Hungary's central bank surprised markets last month by cutting its rate by 25 basis points and some economists had expected the central bank to follow-up with another rate cut this month.
Hungary has been struggling to contain inflation, which rose to an annual rate of 6.0 percent in August from 5.8 percent in July. In December 2011 the central bank had raised interest rates by 50 basis points to stem inflation.
Inflation is expected to remain "significantly above the 3 percent target for most of the forecast period, with the target only likely to be met in the second half of 2014," the bank said.

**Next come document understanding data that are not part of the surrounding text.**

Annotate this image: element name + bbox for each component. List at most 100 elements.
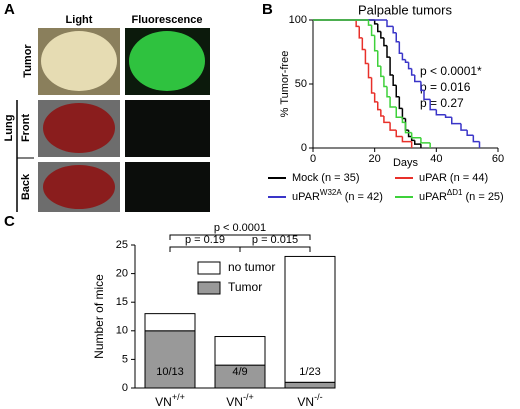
legend-swatch (197, 281, 221, 295)
survival-step (401, 108, 406, 120)
lung-shape (43, 165, 115, 209)
y-tick-label: 5 (122, 353, 128, 365)
y-axis-label: Number of mice (92, 274, 106, 359)
row-label: Back (20, 173, 32, 200)
survival-step (395, 130, 403, 138)
category-name: VN (155, 395, 172, 409)
survival-step (410, 68, 415, 76)
category-superscript: -/- (314, 392, 323, 402)
survival-step (410, 132, 421, 139)
significance-label: p = 0.015 (252, 234, 298, 246)
survival-step (401, 136, 412, 143)
survival-step (389, 122, 397, 131)
significance-bracket (169, 246, 241, 252)
survival-step (355, 20, 360, 28)
survival-step (361, 37, 366, 51)
survival-step (404, 59, 409, 63)
survival-step (395, 85, 400, 98)
survival-step (460, 123, 468, 131)
survival-step (383, 76, 387, 88)
survival-step (377, 101, 381, 111)
y-tick-label: 25 (116, 239, 128, 251)
survival-step (414, 140, 421, 145)
survival-step (367, 20, 372, 26)
row-label: Tumor (22, 44, 34, 78)
survival-step (414, 75, 421, 83)
survival-step (380, 31, 384, 39)
bar-segment (144, 313, 196, 332)
legend-n: (n = 42) (345, 191, 383, 203)
legend-name: Mock (292, 172, 319, 184)
x-tick-label: VN-/+ (226, 392, 253, 409)
tumor-fluor-shape (129, 31, 205, 91)
y-axis-label: % Tumor-free (279, 51, 291, 118)
y-tick-label: 0 (122, 382, 128, 394)
x-tick-label: VN-/- (297, 392, 322, 409)
survival-step (398, 96, 403, 110)
x-axis-label: Days (393, 157, 419, 169)
survival-step (398, 41, 403, 55)
survival-step (423, 90, 431, 101)
x-tick-label: 60 (492, 153, 504, 165)
legend-name: uPAR (292, 191, 320, 203)
survival-step (377, 50, 381, 67)
survival-step (389, 96, 397, 108)
y-tick-label: 100 (289, 14, 307, 26)
p-value: p = 0.27 (420, 96, 464, 110)
survival-step (401, 117, 406, 124)
row-label: Front (20, 114, 32, 142)
y-tick-label: 10 (116, 325, 128, 337)
legend-label: no tumor (228, 260, 275, 274)
lung-back-fluor (125, 162, 210, 212)
survival-step (407, 62, 412, 70)
legend-superscript: ΔD1 (447, 188, 463, 197)
survival-step (383, 116, 391, 124)
group-label: Lung (3, 115, 15, 142)
significance-bracket (239, 246, 311, 252)
legend-label: uPARW32A (n = 42) (292, 188, 383, 203)
y-tick-label: 50 (295, 78, 307, 90)
legend-label: uPARΔD1 (n = 25) (419, 188, 504, 203)
x-tick-label: 0 (310, 153, 316, 165)
survival-step (364, 49, 369, 65)
legend-swatch (197, 261, 221, 275)
bar-value-label: 4/9 (232, 366, 247, 378)
panel-label: C (4, 213, 15, 230)
category-superscript: -/+ (243, 392, 254, 402)
significance-label: p < 0.0001 (214, 222, 266, 234)
x-tick-label: 40 (430, 153, 442, 165)
survival-step (444, 114, 452, 119)
significance-label: p = 0.19 (185, 234, 225, 246)
legend-superscript: W32A (320, 188, 342, 197)
lung-front-fluor (125, 100, 210, 157)
survival-step (370, 25, 375, 37)
legend-label: uPAR (n = 44) (419, 172, 488, 184)
p-value: p = 0.016 (420, 80, 471, 94)
survival-step (429, 99, 437, 111)
panel-label: A (4, 1, 15, 18)
survival-step (435, 109, 446, 116)
category-superscript: +/+ (172, 392, 185, 402)
category-name: VN (226, 395, 243, 409)
column-label: Fluorescence (132, 14, 203, 26)
survival-step (401, 53, 406, 61)
bar-value-label: 10/13 (156, 366, 184, 378)
survival-step (395, 32, 400, 43)
survival-step (380, 109, 384, 117)
survival-step (358, 26, 363, 39)
survival-step (395, 107, 403, 119)
x-tick-label: VN+/+ (155, 392, 185, 409)
significance-bracket (169, 234, 311, 240)
survival-step (373, 92, 378, 103)
category-name: VN (297, 395, 314, 409)
survival-step (389, 57, 394, 76)
chart-title: Palpable tumors (358, 2, 452, 17)
survival-step (386, 86, 391, 98)
survival-step (392, 26, 397, 34)
survival-step (373, 20, 378, 25)
survival-step (451, 117, 461, 125)
survival-step (373, 35, 378, 52)
survival-step (377, 23, 381, 33)
survival-step (392, 75, 397, 87)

But the economy has weakened sharply this year and in the first quarter Gross Domestic Product shrank by 1.0 percent and then by another 0.20 percent in the second quarter for a 1.3 percent decline compared with the second quarter of 2011.
The central bank said it expects domestic demand to remain "persistently weak, reflecting falling real incomes, continued balance sheet adjustment and tight lending conditions."
An extremely poor harvest is likely to cause a further worsening in this year's outlook for growth and the economy is expected to grow slowly next year, supported by an expected recovery in Europe.
Meanwhile, there has been an improvement in financial markets and in the perceived risk of investing in Hungary. The central bank expects a further fall in risk premia as long as Europe is successful in tackling its debt issues and the Hungarian government reaches agreements with the European Union and the International Monetary Fund.
"Financial market sentiment has improved and the outlook for economic activity deteriorated around the world over the past quarter," the central bank said, adding:
"The contrast between improved perceptions of risk and very subdued economic activity has been reflected in domestic economic developments recently," the central bank said.
A weak economy and spare capacity is expected to dampen the inflationary impacts of costs shocks, according to most members of the monetary council.
However, the bank's statement also reveals a discussion in the council about the crises and its damage to the economy's productive capacity and potential growth rate. This may affect how much spare capacity the economy really has and how cost shocks affect inflation expectations.